When a cold worked structure is heat treated (annealed) at a sufficient temperature a new, strain-free grain structure nucleates and grows. In alloys that share the crystal structure (face-centered cubic) of copper, silver, and gold this structure is particularly distinctive, with polygonal equiaxed grains crossed by parallel-sided bands which are growth defects called twins. When this grain structure is itself cold worked the effects of deformation can be picked out by etching in the form slip traces (lines) or deformation twins (narrow lenticular bands), followed by deformation of the grains and ultimate destruction of any clear structure. By comparing these results with those from experimentally deformed alloys of the same type this can be quantified so that the amount of cold work can be measured and, coupled with estimating the elongation of ductile inclusions, the working history of the sampled area can be estimated. Observations of the mechanical behavior of the alloys may be supported by microhardness testing; in studying material from industrial archaeological contexts larger sections may be available for study and mechanical testing undertaken.
Other variables can be also be quantified: metallo-graphic and microanalytical observation of segregation can provide a determination of heat treatment temperatures as the distributions of different elements are homogenized at different temperatures. The recrystallized grain size is a function of annealing time and temperature and prior cold work: very large grain sizes can be indication of exposure to high temperature during a fire or cremation. If the heating is under oxidizing conditions a band of oxide inclusions may form below the metal surface; in extreme cases there may be visible signs that the metal has begun to melt. Optical metallography (supported by SEM) can also be used to characterize other aspects of metalworking such as plating, patination, and joining techniques, even where much else is corroded. Indeed, the characterization of intermetallic inclusions in corroded tin alloys such as pewter and solder may be the only guide to what was originally intended.
Wrought iron, cast iron and steel are not always so rich in directly diagnostic microstructural features as, say, copper-based alloys. Even in antiquity carbon was not the only element alloyed with iron, phosphorus being the most important. Because the impact and interaction of these elements is not always readily visible in the microstructure it is true to say that metallography of iron is incomplete with a partnership with microanalysis, and with elemental mapping at both micro - and macroscales. Such mapping can also identify features such as weld lines which are otherwise effectively invisible; also some of the diagnostic species are immobile during corrosion, so structural features can be followed into corroded areas, or even located in completely corroded material.
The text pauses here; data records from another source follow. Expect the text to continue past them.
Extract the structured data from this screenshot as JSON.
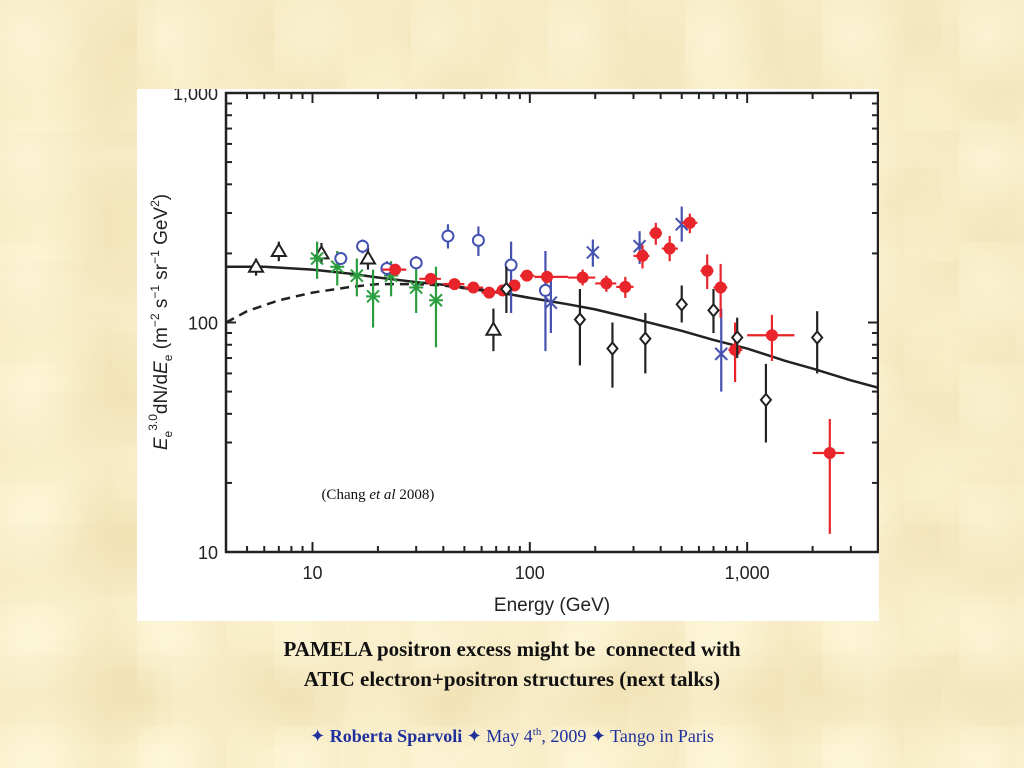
{
  "chart_data": {
    "type": "scatter",
    "xscale": "log",
    "yscale": "log",
    "xlim": [
      4,
      4000
    ],
    "ylim": [
      10,
      1000
    ],
    "xlabel": "Energy (GeV)",
    "ylabel_parts": {
      "E": "E",
      "sub_e": "e",
      "sup_exp": "3.0",
      "middle": "dN/d",
      "E2": "E",
      "sub_e2": "e",
      "units_open": " (m",
      "exp1": "−2",
      "s": " s",
      "exp2": "−1",
      "sr": " sr",
      "exp3": "−1",
      "gev": " GeV",
      "exp4": "2",
      "close": ")"
    },
    "xticks": [
      {
        "value": 10,
        "label": "10"
      },
      {
        "value": 100,
        "label": "100"
      },
      {
        "value": 1000,
        "label": "1,000"
      }
    ],
    "yticks": [
      {
        "value": 10,
        "label": "10"
      },
      {
        "value": 100,
        "label": "100"
      },
      {
        "value": 1000,
        "label": "1,000"
      }
    ],
    "annotation": {
      "pre": "(Chang ",
      "italic": "et al",
      "post": " 2008)",
      "x": 20,
      "y": 17
    },
    "lines": [
      {
        "style": "solid",
        "color": "#222222",
        "points": [
          [
            4,
            175
          ],
          [
            6,
            175
          ],
          [
            10,
            170
          ],
          [
            15,
            163
          ],
          [
            20,
            157
          ],
          [
            30,
            150
          ],
          [
            40,
            146
          ],
          [
            60,
            139
          ],
          [
            80,
            133
          ],
          [
            100,
            128
          ],
          [
            150,
            120
          ],
          [
            200,
            114
          ],
          [
            300,
            104
          ],
          [
            400,
            97
          ],
          [
            500,
            92
          ],
          [
            700,
            84
          ],
          [
            1000,
            77
          ],
          [
            1500,
            68
          ],
          [
            2000,
            63
          ],
          [
            3000,
            56
          ],
          [
            4000,
            52
          ]
        ]
      },
      {
        "style": "dashed",
        "color": "#222222",
        "points": [
          [
            4,
            100
          ],
          [
            5,
            112
          ],
          [
            7,
            125
          ],
          [
            10,
            135
          ],
          [
            15,
            143
          ],
          [
            20,
            147
          ],
          [
            30,
            147
          ],
          [
            40,
            145
          ],
          [
            60,
            138
          ],
          [
            80,
            133
          ],
          [
            100,
            128
          ]
        ]
      }
    ],
    "series": [
      {
        "marker": "triangle",
        "color": "#222222",
        "points": [
          {
            "x": 5.5,
            "y": 175,
            "ylo": 160,
            "yhi": 190
          },
          {
            "x": 7,
            "y": 205,
            "ylo": 185,
            "yhi": 225
          },
          {
            "x": 11,
            "y": 200,
            "ylo": 180,
            "yhi": 222
          },
          {
            "x": 18,
            "y": 190,
            "ylo": 170,
            "yhi": 212
          },
          {
            "x": 68,
            "y": 93,
            "ylo": 75,
            "yhi": 115
          }
        ]
      },
      {
        "marker": "star",
        "color": "#2a9e3e",
        "points": [
          {
            "x": 10.5,
            "y": 190,
            "ylo": 155,
            "yhi": 225
          },
          {
            "x": 13,
            "y": 175,
            "ylo": 145,
            "yhi": 205
          },
          {
            "x": 16,
            "y": 160,
            "ylo": 130,
            "yhi": 190
          },
          {
            "x": 19,
            "y": 130,
            "ylo": 95,
            "yhi": 170
          },
          {
            "x": 23,
            "y": 160,
            "ylo": 130,
            "yhi": 185
          },
          {
            "x": 30,
            "y": 142,
            "ylo": 110,
            "yhi": 180
          },
          {
            "x": 37,
            "y": 125,
            "ylo": 78,
            "yhi": 175
          }
        ]
      },
      {
        "marker": "circle",
        "color": "#4652b0",
        "points": [
          {
            "x": 13.5,
            "y": 190,
            "ylo": 180,
            "yhi": 200
          },
          {
            "x": 17,
            "y": 215,
            "ylo": 200,
            "yhi": 230
          },
          {
            "x": 22,
            "y": 172,
            "ylo": 160,
            "yhi": 185
          },
          {
            "x": 30,
            "y": 182,
            "ylo": 170,
            "yhi": 195
          },
          {
            "x": 42,
            "y": 238,
            "ylo": 210,
            "yhi": 268
          },
          {
            "x": 58,
            "y": 228,
            "ylo": 195,
            "yhi": 262
          },
          {
            "x": 82,
            "y": 178,
            "ylo": 110,
            "yhi": 225
          },
          {
            "x": 118,
            "y": 138,
            "ylo": 75,
            "yhi": 205
          }
        ]
      },
      {
        "marker": "cross",
        "color": "#4652b0",
        "points": [
          {
            "x": 125,
            "y": 122,
            "ylo": 90,
            "yhi": 160
          },
          {
            "x": 195,
            "y": 202,
            "ylo": 175,
            "yhi": 230
          },
          {
            "x": 320,
            "y": 215,
            "ylo": 180,
            "yhi": 250
          },
          {
            "x": 500,
            "y": 268,
            "ylo": 225,
            "yhi": 320
          },
          {
            "x": 760,
            "y": 73,
            "ylo": 50,
            "yhi": 115
          }
        ]
      },
      {
        "marker": "filled-circle",
        "color": "#e8252b",
        "points": [
          {
            "x": 24,
            "y": 170,
            "xlo": 21,
            "xhi": 27,
            "ylo": 162,
            "yhi": 178
          },
          {
            "x": 35,
            "y": 155,
            "xlo": 31,
            "xhi": 39,
            "ylo": 147,
            "yhi": 163
          },
          {
            "x": 45,
            "y": 147,
            "xlo": 40,
            "xhi": 50,
            "ylo": 140,
            "yhi": 154
          },
          {
            "x": 55,
            "y": 142,
            "xlo": 50,
            "xhi": 61,
            "ylo": 135,
            "yhi": 149
          },
          {
            "x": 65,
            "y": 135,
            "xlo": 60,
            "xhi": 72,
            "ylo": 128,
            "yhi": 142
          },
          {
            "x": 75,
            "y": 138,
            "xlo": 70,
            "xhi": 80,
            "ylo": 130,
            "yhi": 146
          },
          {
            "x": 85,
            "y": 145,
            "xlo": 80,
            "xhi": 90,
            "ylo": 137,
            "yhi": 153
          },
          {
            "x": 97,
            "y": 160,
            "xlo": 90,
            "xhi": 105,
            "ylo": 152,
            "yhi": 168
          },
          {
            "x": 120,
            "y": 158,
            "xlo": 105,
            "xhi": 150,
            "ylo": 148,
            "yhi": 168
          },
          {
            "x": 175,
            "y": 157,
            "xlo": 150,
            "xhi": 200,
            "ylo": 145,
            "yhi": 170
          },
          {
            "x": 225,
            "y": 148,
            "xlo": 200,
            "xhi": 250,
            "ylo": 136,
            "yhi": 160
          },
          {
            "x": 275,
            "y": 143,
            "xlo": 250,
            "xhi": 300,
            "ylo": 128,
            "yhi": 158
          },
          {
            "x": 330,
            "y": 195,
            "xlo": 300,
            "xhi": 355,
            "ylo": 172,
            "yhi": 218
          },
          {
            "x": 380,
            "y": 245,
            "xlo": 355,
            "xhi": 405,
            "ylo": 218,
            "yhi": 272
          },
          {
            "x": 440,
            "y": 210,
            "xlo": 405,
            "xhi": 480,
            "ylo": 185,
            "yhi": 238
          },
          {
            "x": 545,
            "y": 272,
            "xlo": 500,
            "xhi": 590,
            "ylo": 245,
            "yhi": 298
          },
          {
            "x": 655,
            "y": 168,
            "xlo": 610,
            "xhi": 700,
            "ylo": 140,
            "yhi": 198
          },
          {
            "x": 755,
            "y": 142,
            "xlo": 700,
            "xhi": 810,
            "ylo": 105,
            "yhi": 180
          },
          {
            "x": 880,
            "y": 76,
            "xlo": 820,
            "xhi": 950,
            "ylo": 55,
            "yhi": 100
          },
          {
            "x": 1300,
            "y": 88,
            "xlo": 1000,
            "xhi": 1650,
            "ylo": 68,
            "yhi": 108
          },
          {
            "x": 2400,
            "y": 27,
            "xlo": 2000,
            "xhi": 2800,
            "ylo": 12,
            "yhi": 38
          }
        ]
      },
      {
        "marker": "diamond",
        "color": "#222222",
        "points": [
          {
            "x": 78,
            "y": 140,
            "ylo": 110,
            "yhi": 175
          },
          {
            "x": 170,
            "y": 103,
            "ylo": 65,
            "yhi": 140
          },
          {
            "x": 240,
            "y": 77,
            "ylo": 52,
            "yhi": 100
          },
          {
            "x": 340,
            "y": 85,
            "ylo": 60,
            "yhi": 110
          },
          {
            "x": 500,
            "y": 120,
            "ylo": 100,
            "yhi": 145
          },
          {
            "x": 700,
            "y": 113,
            "ylo": 90,
            "yhi": 140
          },
          {
            "x": 900,
            "y": 86,
            "ylo": 70,
            "yhi": 105
          },
          {
            "x": 1220,
            "y": 46,
            "ylo": 30,
            "yhi": 66
          },
          {
            "x": 2100,
            "y": 86,
            "ylo": 60,
            "yhi": 112
          }
        ]
      }
    ]
  },
  "caption": {
    "line1": "PAMELA positron excess might be  connected with",
    "line2": "ATIC electron+positron structures (next talks)"
  },
  "footer": {
    "bullet": "✦",
    "name": "Roberta Sparvoli",
    "date_pre": "May 4",
    "date_sup": "th",
    "date_post": ", 2009",
    "event": "Tango in Paris"
  }
}
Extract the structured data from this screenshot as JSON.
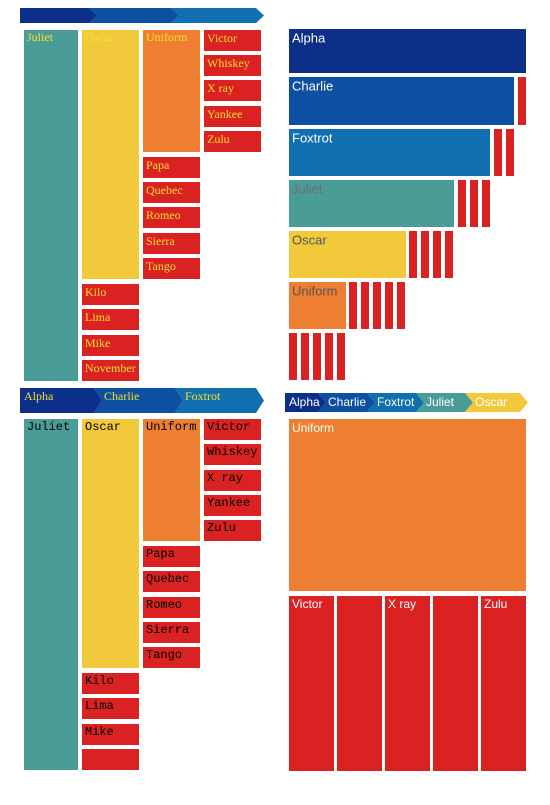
{
  "colors": {
    "Alpha": "#0c2f8a",
    "Charlie": "#0d4fa0",
    "Foxtrot": "#116fb0",
    "Juliet": "#4a9c97",
    "Oscar": "#f1c93b",
    "Uniform": "#ee7e32",
    "red": "#da2222",
    "white": "#ffffff"
  },
  "chart_data": [
    {
      "type": "treemap",
      "panel": "top-left",
      "breadcrumb": [
        "",
        "",
        ""
      ],
      "labels": {
        "Juliet": "Juliet",
        "Oscar": "Oscar",
        "Uniform": "Uniform",
        "Victor": "Victor",
        "Whiskey": "Whiskey",
        "X ray": "X ray",
        "Yankee": "Yankee",
        "Zulu": "Zulu",
        "Papa": "Papa",
        "Quebec": "Quebec",
        "Romeo": "Romeo",
        "Sierra": "Sierra",
        "Tango": "Tango",
        "Kilo": "Kilo",
        "Lima": "Lima",
        "Mike": "Mike",
        "November": "November"
      }
    },
    {
      "type": "icicle",
      "panel": "top-right",
      "labels": {
        "Alpha": "Alpha",
        "Charlie": "Charlie",
        "Foxtrot": "Foxtrot",
        "Juliet": "Juliet",
        "Oscar": "Oscar",
        "Uniform": "Uniform"
      }
    },
    {
      "type": "treemap",
      "panel": "bottom-left",
      "breadcrumb": [
        "Alpha",
        "Charlie",
        "Foxtrot"
      ],
      "labels": {
        "Juliet": "Juliet",
        "Oscar": "Oscar",
        "Uniform": "Uniform",
        "Victor": "Victor",
        "Whiskey": "Whiskey",
        "X ray": "X ray",
        "Yankee": "Yankee",
        "Zulu": "Zulu",
        "Papa": "Papa",
        "Quebec": "Quebec",
        "Romeo": "Romeo",
        "Sierra": "Sierra",
        "Tango": "Tango",
        "Kilo": "Kilo",
        "Lima": "Lima",
        "Mike": "Mike"
      }
    },
    {
      "type": "treemap",
      "panel": "bottom-right",
      "breadcrumb": [
        "Alpha",
        "Charlie",
        "Foxtrot",
        "Juliet",
        "Oscar"
      ],
      "labels": {
        "Uniform": "Uniform",
        "Victor": "Victor",
        "X ray": "X ray",
        "Zulu": "Zulu"
      }
    }
  ]
}
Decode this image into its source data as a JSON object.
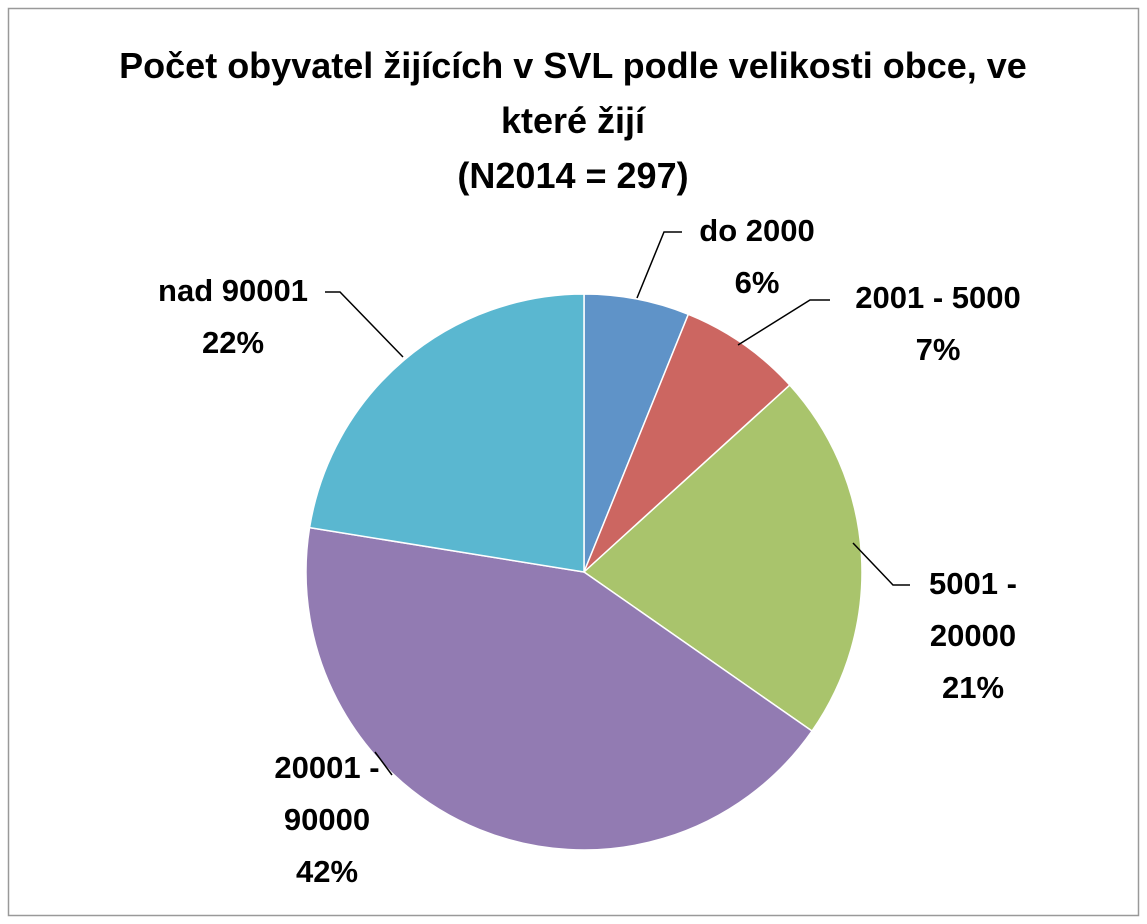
{
  "chart_data": {
    "type": "pie",
    "title": "Počet obyvatel žijících v SVL podle velikosti obce, ve které žijí",
    "subtitle": "(N2014 = 297)",
    "categories": [
      "do 2000",
      "2001 - 5000",
      "5001 - 20000",
      "20001 - 90000",
      "nad 90001"
    ],
    "values": [
      6,
      7,
      21,
      42,
      22
    ],
    "value_labels": [
      "6%",
      "7%",
      "21%",
      "42%",
      "22%"
    ],
    "colors": [
      "#5f93c8",
      "#cc6661",
      "#a9c46c",
      "#927bb2",
      "#5ab7d0"
    ]
  }
}
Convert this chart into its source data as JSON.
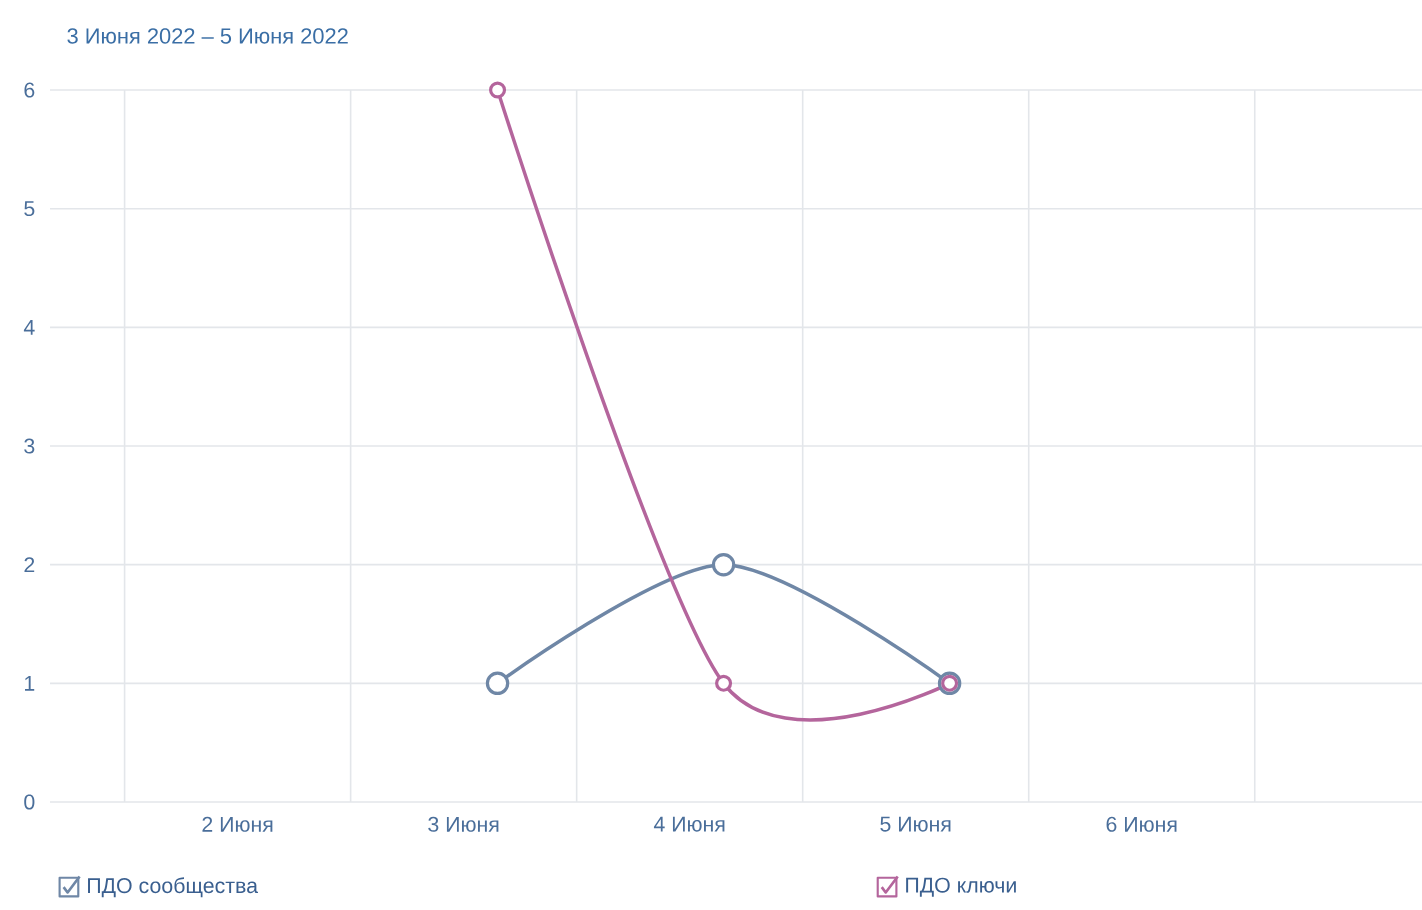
{
  "chart_data": {
    "type": "line",
    "title": "3 Июня 2022 – 5 Июня 2022",
    "x": [
      3.15,
      4.15,
      5.15
    ],
    "xlim": [
      1.17,
      7.24
    ],
    "xticks": [
      {
        "value": 1.5,
        "label": null
      },
      {
        "value": 2,
        "label": "2 Июня"
      },
      {
        "value": 2.5,
        "label": null
      },
      {
        "value": 3,
        "label": "3 Июня"
      },
      {
        "value": 3.5,
        "label": null
      },
      {
        "value": 4,
        "label": "4 Июня"
      },
      {
        "value": 4.5,
        "label": null
      },
      {
        "value": 5,
        "label": "5 Июня"
      },
      {
        "value": 5.5,
        "label": null
      },
      {
        "value": 6,
        "label": "6 Июня"
      },
      {
        "value": 6.5,
        "label": null
      }
    ],
    "ylim": [
      0,
      6
    ],
    "yticks": [
      0,
      1,
      2,
      3,
      4,
      5,
      6
    ],
    "grid": true,
    "legend": "bottom left",
    "marker": "circle",
    "series": [
      {
        "name": "ПДО сообщества",
        "color": "#6f87a6",
        "values": [
          1,
          2,
          1
        ]
      },
      {
        "name": "ПДО ключи",
        "color": "#b4659c",
        "values": [
          6,
          1,
          1
        ]
      }
    ]
  }
}
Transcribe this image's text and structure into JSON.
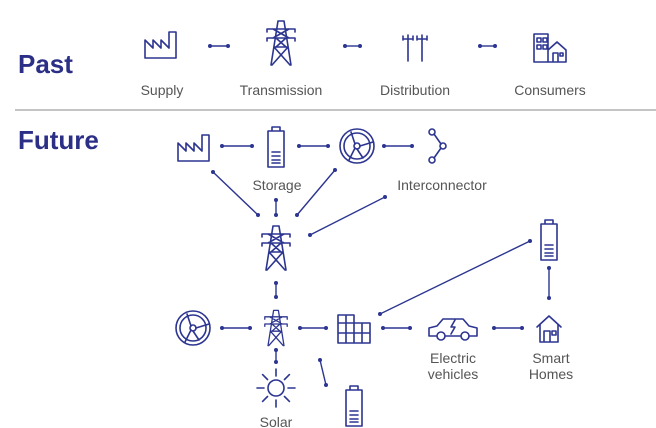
{
  "past": {
    "title": "Past",
    "nodes": [
      "Supply",
      "Transmission",
      "Distribution",
      "Consumers"
    ]
  },
  "future": {
    "title": "Future",
    "labels": {
      "storage": [
        "Storage"
      ],
      "interconnector": [
        "Interconnector"
      ],
      "ev": [
        "Electric",
        "vehicles"
      ],
      "homes": [
        "Smart",
        "Homes"
      ],
      "solar": [
        "Solar"
      ]
    }
  }
}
Methods of working are different with hot forging of wrought alloys the norm rather than, with few exceptions, the cold working characteristic of nonferrous alloys. A second difference, in steels with sufficient carbon, lies in the importance of quenching to transform the microstructure athermally to produce hard and strong martensitic structures, whose properties can be improved by low temperature heat treatments called tempering. (Martensites also occur in nonferrous metals but in archaeological contexts are confined to high tin bronzes). Here, too, nonmetallic inclusions hold important information about production history: these include slag from the bloomery or puddling processes or forge welding, or sulphides in iron smelted by coal-, or coke-fired blast furnaces, in the west an indication of recent date. Also, as with nonferrous metals, a metallographic study should be supported by hardness and, if possible, other mechanical testing.